I know, I know. It may seem self-indulgent and counterproductive to go for a walk or try to get a better night’s sleep or invest in less and higher quality food in order to jumpstart your writing, but it’s actually some of the most practical work I do. When I neglect the system that supports my mind my creative work tanks. Unfortunately, I learned this the hard way. I consider myself to have been a faithful product of my elitist New England upbringing, where I was raised to believe that it’s far more sexy and intellectual to stay up all night talking and drinking, or to be seized with so brilliant an impulse that you forget to eat and sleep and work yourself into a state of metal or physical disorder, or to sit all day within the four walls of an educational institution and spend all night behind the pages of a book in order to dedicate yourself to your craft. I faithfully lived the life of the mind, which is a nice way of saying I spent a little time writing and an inordinate amount of time worrying about how good my writing might or might not be, who might or might not read it, and how it might or might not be received.

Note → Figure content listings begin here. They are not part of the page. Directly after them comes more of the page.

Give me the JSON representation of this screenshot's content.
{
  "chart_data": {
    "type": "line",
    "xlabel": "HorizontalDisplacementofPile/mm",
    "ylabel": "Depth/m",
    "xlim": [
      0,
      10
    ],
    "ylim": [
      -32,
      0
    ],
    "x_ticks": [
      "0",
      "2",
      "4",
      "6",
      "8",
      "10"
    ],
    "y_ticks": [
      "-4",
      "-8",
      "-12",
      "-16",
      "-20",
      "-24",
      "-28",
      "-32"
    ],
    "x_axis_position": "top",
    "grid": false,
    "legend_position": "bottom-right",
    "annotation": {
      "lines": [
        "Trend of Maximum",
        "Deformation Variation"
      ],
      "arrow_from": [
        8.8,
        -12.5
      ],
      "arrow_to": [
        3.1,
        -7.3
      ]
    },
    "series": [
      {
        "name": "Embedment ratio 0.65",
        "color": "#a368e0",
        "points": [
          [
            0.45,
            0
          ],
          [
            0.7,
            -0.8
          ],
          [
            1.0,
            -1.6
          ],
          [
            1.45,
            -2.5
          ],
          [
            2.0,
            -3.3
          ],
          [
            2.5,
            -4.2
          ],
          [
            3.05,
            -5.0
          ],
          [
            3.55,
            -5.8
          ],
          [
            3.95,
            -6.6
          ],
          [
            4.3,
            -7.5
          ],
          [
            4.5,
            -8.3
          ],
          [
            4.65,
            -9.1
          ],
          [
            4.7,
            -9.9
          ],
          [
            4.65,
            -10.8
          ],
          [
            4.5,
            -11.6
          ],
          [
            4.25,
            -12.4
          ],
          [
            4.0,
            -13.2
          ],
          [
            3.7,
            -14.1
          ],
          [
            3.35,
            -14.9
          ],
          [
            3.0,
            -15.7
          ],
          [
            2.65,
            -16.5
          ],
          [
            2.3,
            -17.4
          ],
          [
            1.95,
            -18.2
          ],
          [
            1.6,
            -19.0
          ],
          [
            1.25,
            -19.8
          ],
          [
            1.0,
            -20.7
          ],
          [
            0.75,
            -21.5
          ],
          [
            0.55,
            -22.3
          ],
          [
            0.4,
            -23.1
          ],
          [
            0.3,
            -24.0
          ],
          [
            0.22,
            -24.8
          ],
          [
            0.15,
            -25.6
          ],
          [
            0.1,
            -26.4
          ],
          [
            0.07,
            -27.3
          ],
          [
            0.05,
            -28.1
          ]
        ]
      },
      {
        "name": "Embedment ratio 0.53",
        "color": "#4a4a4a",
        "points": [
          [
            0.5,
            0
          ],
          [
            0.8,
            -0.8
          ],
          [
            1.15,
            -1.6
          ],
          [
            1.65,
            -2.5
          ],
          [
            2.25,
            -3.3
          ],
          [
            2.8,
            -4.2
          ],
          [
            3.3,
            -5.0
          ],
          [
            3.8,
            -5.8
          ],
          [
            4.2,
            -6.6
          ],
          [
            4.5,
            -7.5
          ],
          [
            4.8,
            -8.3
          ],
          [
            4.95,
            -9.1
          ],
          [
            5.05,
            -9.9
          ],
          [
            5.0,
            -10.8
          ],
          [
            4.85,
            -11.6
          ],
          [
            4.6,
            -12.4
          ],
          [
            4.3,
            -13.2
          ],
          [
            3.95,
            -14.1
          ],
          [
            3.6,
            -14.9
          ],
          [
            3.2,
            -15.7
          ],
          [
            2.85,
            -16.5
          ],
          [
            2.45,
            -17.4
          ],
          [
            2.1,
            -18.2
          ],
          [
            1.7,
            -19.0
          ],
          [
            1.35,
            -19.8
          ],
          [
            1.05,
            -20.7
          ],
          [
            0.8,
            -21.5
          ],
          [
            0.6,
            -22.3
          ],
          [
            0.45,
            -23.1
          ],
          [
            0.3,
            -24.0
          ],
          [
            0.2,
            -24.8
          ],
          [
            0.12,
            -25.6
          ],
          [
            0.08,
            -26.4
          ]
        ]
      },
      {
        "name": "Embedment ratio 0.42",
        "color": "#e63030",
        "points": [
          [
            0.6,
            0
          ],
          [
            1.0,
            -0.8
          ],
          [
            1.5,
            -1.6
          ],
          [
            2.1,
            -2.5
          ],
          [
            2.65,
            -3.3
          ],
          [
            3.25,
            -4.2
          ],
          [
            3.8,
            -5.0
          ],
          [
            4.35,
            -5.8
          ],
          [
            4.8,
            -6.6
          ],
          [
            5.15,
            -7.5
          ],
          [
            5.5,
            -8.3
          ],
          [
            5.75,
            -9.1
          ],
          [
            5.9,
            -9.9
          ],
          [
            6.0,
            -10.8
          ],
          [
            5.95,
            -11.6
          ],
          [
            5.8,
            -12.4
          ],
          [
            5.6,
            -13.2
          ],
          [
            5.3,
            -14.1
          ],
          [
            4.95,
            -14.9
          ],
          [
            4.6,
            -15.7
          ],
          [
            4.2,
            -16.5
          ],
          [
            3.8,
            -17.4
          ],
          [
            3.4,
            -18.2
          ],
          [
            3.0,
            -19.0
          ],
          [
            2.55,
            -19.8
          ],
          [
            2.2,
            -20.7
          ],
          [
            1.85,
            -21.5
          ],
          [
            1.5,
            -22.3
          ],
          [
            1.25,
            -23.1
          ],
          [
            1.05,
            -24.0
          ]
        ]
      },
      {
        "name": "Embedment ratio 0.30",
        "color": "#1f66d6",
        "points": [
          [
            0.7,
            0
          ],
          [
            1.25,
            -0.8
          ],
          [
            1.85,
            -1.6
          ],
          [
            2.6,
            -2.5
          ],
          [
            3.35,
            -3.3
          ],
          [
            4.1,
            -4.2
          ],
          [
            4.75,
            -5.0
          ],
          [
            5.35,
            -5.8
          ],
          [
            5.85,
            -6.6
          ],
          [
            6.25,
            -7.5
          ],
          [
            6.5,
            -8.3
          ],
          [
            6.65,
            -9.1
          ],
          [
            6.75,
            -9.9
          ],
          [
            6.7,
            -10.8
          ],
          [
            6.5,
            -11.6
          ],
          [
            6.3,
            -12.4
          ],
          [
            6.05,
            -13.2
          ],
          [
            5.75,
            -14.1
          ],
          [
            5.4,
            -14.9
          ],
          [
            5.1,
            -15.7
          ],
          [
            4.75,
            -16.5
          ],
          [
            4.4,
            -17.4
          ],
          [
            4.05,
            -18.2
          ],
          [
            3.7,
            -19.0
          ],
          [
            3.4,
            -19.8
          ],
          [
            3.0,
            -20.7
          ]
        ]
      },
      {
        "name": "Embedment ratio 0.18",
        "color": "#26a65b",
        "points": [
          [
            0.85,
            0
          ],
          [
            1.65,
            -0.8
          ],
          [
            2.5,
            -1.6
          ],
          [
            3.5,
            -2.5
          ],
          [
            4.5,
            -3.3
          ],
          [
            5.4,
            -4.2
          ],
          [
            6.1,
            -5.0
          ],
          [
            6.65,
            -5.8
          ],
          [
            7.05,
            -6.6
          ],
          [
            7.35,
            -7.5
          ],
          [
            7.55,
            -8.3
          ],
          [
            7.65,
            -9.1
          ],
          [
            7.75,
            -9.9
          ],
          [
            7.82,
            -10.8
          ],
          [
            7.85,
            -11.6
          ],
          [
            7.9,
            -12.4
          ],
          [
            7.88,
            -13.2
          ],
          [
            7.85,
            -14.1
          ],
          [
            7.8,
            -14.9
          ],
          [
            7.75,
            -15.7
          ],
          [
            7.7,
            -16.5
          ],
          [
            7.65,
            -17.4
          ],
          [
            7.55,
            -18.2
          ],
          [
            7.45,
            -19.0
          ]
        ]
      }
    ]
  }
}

On the other hand, what actually got me moving on my writing practice and to complete a handful of books was a far more kaleidoscopic approach to life. It involved having three children and slowly realizing two critical things: one, that I had been wasting an extraordinary amount of my precious time, and two, that I was encouraging my kids to live the kind of life I had never even considered for myself. A simpler, more obvious life. A life filled with good food and laughter and movement. A life that leads to the kind of richness my work had been begging for all along.